A fatal confluence of conflicting interests in Westcor may lie at the root of its failure to achieve what it was hoped it would achieve; to tap into the vast regional resources for the benefit of us all. But before jumping to conclusions as to who is really benefiting (or not) from Westcor, it might be instructive to look at cash flows after the initial eight years. Imagine it is 2020 and Inga 3 is running close to full capacity, pumping out about 40 000 GWh/a into Wescor's extensive grid. Sixty % of its goes to Eskom and 20% each to SNEL (to feed two smelters close to the station) and ENE, BPC and NamPower combined. The selling price is $0,05 cents/kWh, water royalty to the DRC is $0,01 kWh and operating costs are $0,005 kWh (all in constant 2009 money values). Wheeling charges (which could be substantial) have not been taken into account.
Seen from this perspective, it seems that Mr. Tuson has a valid point: the Westcor project seems not to be founded on very sound economic principles. But it is not SNEL/DRC that should be walking away: Eskom should. Although $0,038 kWh is no longer such a huge shock given Eskom's latest pronouncements on the real cost of electricity (especially after taking executive pay into account), it is by no means cheap considering that it's hydro. But then again, its green, and it is a regional plus.

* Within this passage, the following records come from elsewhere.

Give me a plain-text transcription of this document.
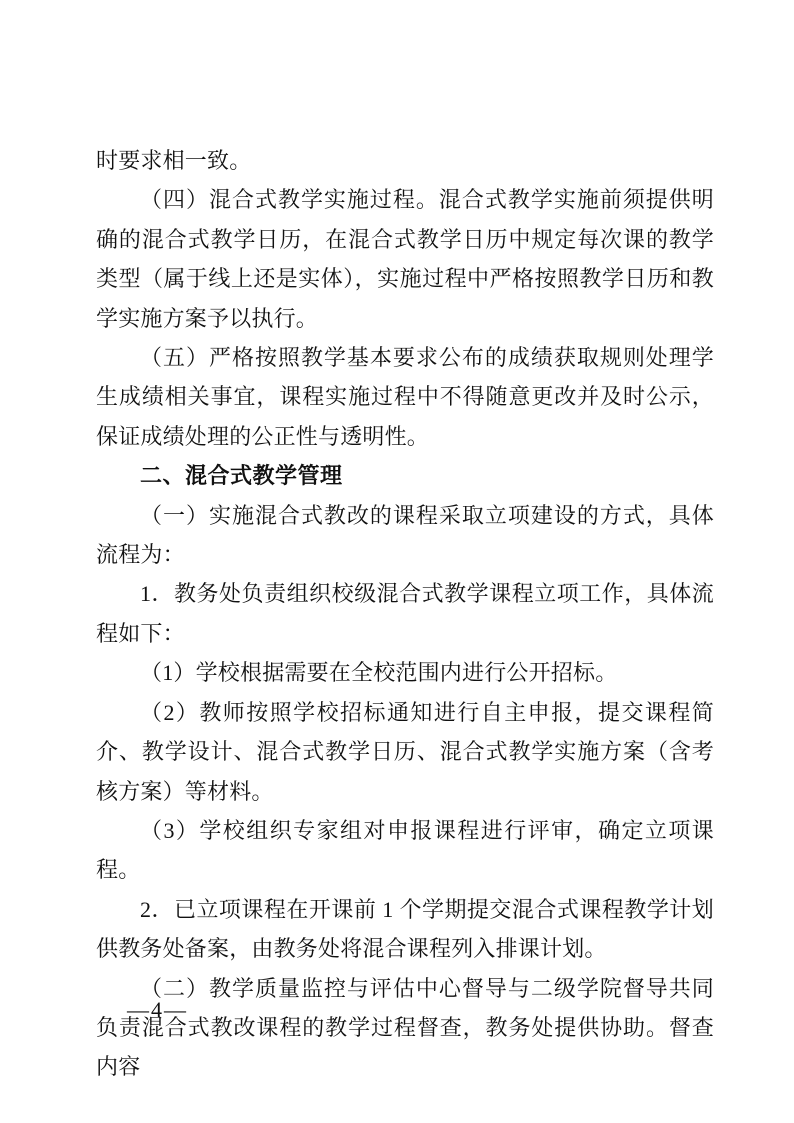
时要求相一致。

（四）混合式教学实施过程。混合式教学实施前须提供明确的混合式教学日历，在混合式教学日历中规定每次课的教学类型（属于线上还是实体），实施过程中严格按照教学日历和教学实施方案予以执行。

（五）严格按照教学基本要求公布的成绩获取规则处理学生成绩相关事宜，课程实施过程中不得随意更改并及时公示，保证成绩处理的公正性与透明性。

二、混合式教学管理

（一）实施混合式教改的课程采取立项建设的方式，具体流程为：

1．教务处负责组织校级混合式教学课程立项工作，具体流程如下：

（1）学校根据需要在全校范围内进行公开招标。

（2）教师按照学校招标通知进行自主申报，提交课程简介、教学设计、混合式教学日历、混合式教学实施方案（含考核方案）等材料。

（3）学校组织专家组对申报课程进行评审，确定立项课程。

2．已立项课程在开课前 1 个学期提交混合式课程教学计划供教务处备案，由教务处将混合课程列入排课计划。

（二）教学质量监控与评估中心督导与二级学院督导共同负责混合式教改课程的教学过程督查，教务处提供协助。督查内容

—4—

And what a regional plus! Look at SNEL, which may after all not be so hard done by. If one takes into account that it will sell almost all of its share of the electricity to smelter customers at about $0,02 kWh, its profit per unit are on a par with that of the rest of the region. And all cross subsidised courtesy of Eskom and the South African taxpayer …
There are of course many other questions that this exercise raises. Why is the price S0,05 kWh? Why is the repay so fast in an industry that typically looks at thirty or forty years? Why isn't the project horizon stretched to take this into account? Is the water royalty realistic (perhaps Mr. Tuson's point)? Are wheeling tariffs adequate to sustain Westcor's grid over decades? Should we not bring in world-class partners?
So there are many reasons why the Westcor dream may be on the skids. But I believe it's not only because of SNEL. Westcor may be flawed, as Mr. Tuson hinted, because it mixes generation and transmission. Oil and water also don't mix. Perhaps Motraco is not the best model, but something along those lines is probably more appropriate. Let the DRC develop its own generation resources – but it will need a market, and it will need help. It can perhaps encourage a few opportunistic customers to take the bait for now, but in our business it's the long term that counts.
One day the putative smelters will find themselves without backup power when they need it most. The benefits of an integrated electricity grid are only obvious to those with long memories and knowledge of the industry. Ian McRae, former Eskom CEO who recently turned 80, reiterated his view that what the region needs to move forward is a Southern African Grid. Westcor is part of that, and without it, the dreams of the region remain in peril. But let us not walk that road in isolation.